The interval types express a duration in time represented as a set of fields. To perform operations on the interval, it is convenient to convert them to a Joda Period
object as shown for each type. Unfortunately, the code that does these conversions is deep inside the interval vectors and is not available as an API, so you'll have to roll your own.
The INTERVALDAY
type provides a holder with the following fields:
public int days;
public int milliseconds;
Convert these to a Period
type as follows:
public static Period intervalDayToPeriod(int days, int millis) {
final Period p = new Period();
return p.plusDays(days).plusMillis(millis);
}
(The above is adapted from the getObject()

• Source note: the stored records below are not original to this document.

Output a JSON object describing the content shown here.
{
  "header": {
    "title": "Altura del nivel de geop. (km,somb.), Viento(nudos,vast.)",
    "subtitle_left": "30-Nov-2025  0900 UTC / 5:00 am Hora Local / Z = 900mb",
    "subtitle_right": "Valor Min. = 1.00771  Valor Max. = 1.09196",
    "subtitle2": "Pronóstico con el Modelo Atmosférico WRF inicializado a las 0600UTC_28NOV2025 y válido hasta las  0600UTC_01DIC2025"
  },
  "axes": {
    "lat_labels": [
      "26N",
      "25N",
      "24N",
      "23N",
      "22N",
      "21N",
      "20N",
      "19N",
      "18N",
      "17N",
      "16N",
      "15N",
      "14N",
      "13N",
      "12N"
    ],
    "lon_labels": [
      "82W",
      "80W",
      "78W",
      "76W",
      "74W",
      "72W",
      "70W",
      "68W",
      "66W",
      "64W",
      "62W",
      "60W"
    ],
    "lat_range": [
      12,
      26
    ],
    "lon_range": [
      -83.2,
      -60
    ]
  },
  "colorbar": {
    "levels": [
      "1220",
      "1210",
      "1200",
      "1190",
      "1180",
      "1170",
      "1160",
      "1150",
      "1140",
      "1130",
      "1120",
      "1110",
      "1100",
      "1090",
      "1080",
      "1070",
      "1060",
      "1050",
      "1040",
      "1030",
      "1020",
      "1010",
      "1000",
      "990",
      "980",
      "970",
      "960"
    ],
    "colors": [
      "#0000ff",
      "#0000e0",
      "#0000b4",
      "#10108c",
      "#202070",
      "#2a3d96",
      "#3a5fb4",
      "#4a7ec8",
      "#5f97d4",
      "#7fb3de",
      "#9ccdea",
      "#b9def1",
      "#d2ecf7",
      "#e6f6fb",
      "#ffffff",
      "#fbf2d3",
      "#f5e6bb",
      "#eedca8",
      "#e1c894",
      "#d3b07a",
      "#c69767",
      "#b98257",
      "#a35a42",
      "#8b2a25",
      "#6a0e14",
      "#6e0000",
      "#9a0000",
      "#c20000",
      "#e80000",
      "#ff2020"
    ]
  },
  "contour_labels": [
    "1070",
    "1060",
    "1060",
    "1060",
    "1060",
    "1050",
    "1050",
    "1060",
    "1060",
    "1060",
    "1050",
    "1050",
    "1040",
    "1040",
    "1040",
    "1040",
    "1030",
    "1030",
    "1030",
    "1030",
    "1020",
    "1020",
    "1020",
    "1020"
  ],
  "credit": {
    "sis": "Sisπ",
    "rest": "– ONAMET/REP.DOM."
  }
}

method in the IntervalDayVector
class.)
The INTERVALYEAR
type provides a holder with a single field that gives the duration as number of months:
public int value;
Convert these to a Period
type as follows:
public static Period intervalYearToPeriod(int value) {
final int years = (value / org.apache.drill.exec.expr.fn.impl.DateUtility.yearsToMonths);
final int months = (value % org.apache.drill.exec.expr.fn.impl.DateUtility.yearsToMonths);
final Period p = new Period();
return p.plusYears(years).plusMonths(months);
}
(The above is adapted from the getObject()
method in the IntervalYearVector
class.)
The INTERVAL
type provides a holder with the following fields:
public int months;
public int days;
public int milliseconds;
Convert these to a Period
type as follows:
public static Period intervalToPeriod(int months, int days, int millis) {
final Period p = new Period();
return p.plusMonths(months).plusDays(days).plusMillis(millis);
}
(The above is adapted from the getObject()
method in the IntervalVector
class.)
Drill provides four unsigned types: UINT1
, UINT2
, UINT4
and UINT8
. As noted in the table, no readers use these vectors, though they are used internally within Drill. (The UINT1
type sorts the isSet
flags for a nullable vector, the UINT4
vector stores the offsets for a repeated or variable-width vector.)
Drill maps the values of the field into a Java primitive type of the same width as shown in the table. But, Java provides only signed integers. So, for example, an unsigned UINT
value of 255 becomes a byte
value of -1. The exception is that Drill somewhat abuses the char
type (unsigned 16 bit value) to store a UINT2
.
Fortunately, since no readers use these types, you will probably never have to use them in your UDFs.
The GENERIC_OBJECT
type is used for system tables. The holder for type is marked as deprecated, so it is not clear if one can write a UDF that works with objects. (Perhaps someone can experiment and report back so we can add details here.)
Drill supports three variable-width types: VARCHAR
, VAR16CHAR
and VARBINARY
. The VAR16CHAR
is unused, so you really only need work with the other two. VARCHAR
represents text and so is very common. VARBINARY
represents raw values from HBase and MapR-DB binary, which is handy if you want to write your own function to convert a binary value to some other type.
Because of the complexity of working with these types, they are discussed on a separate page.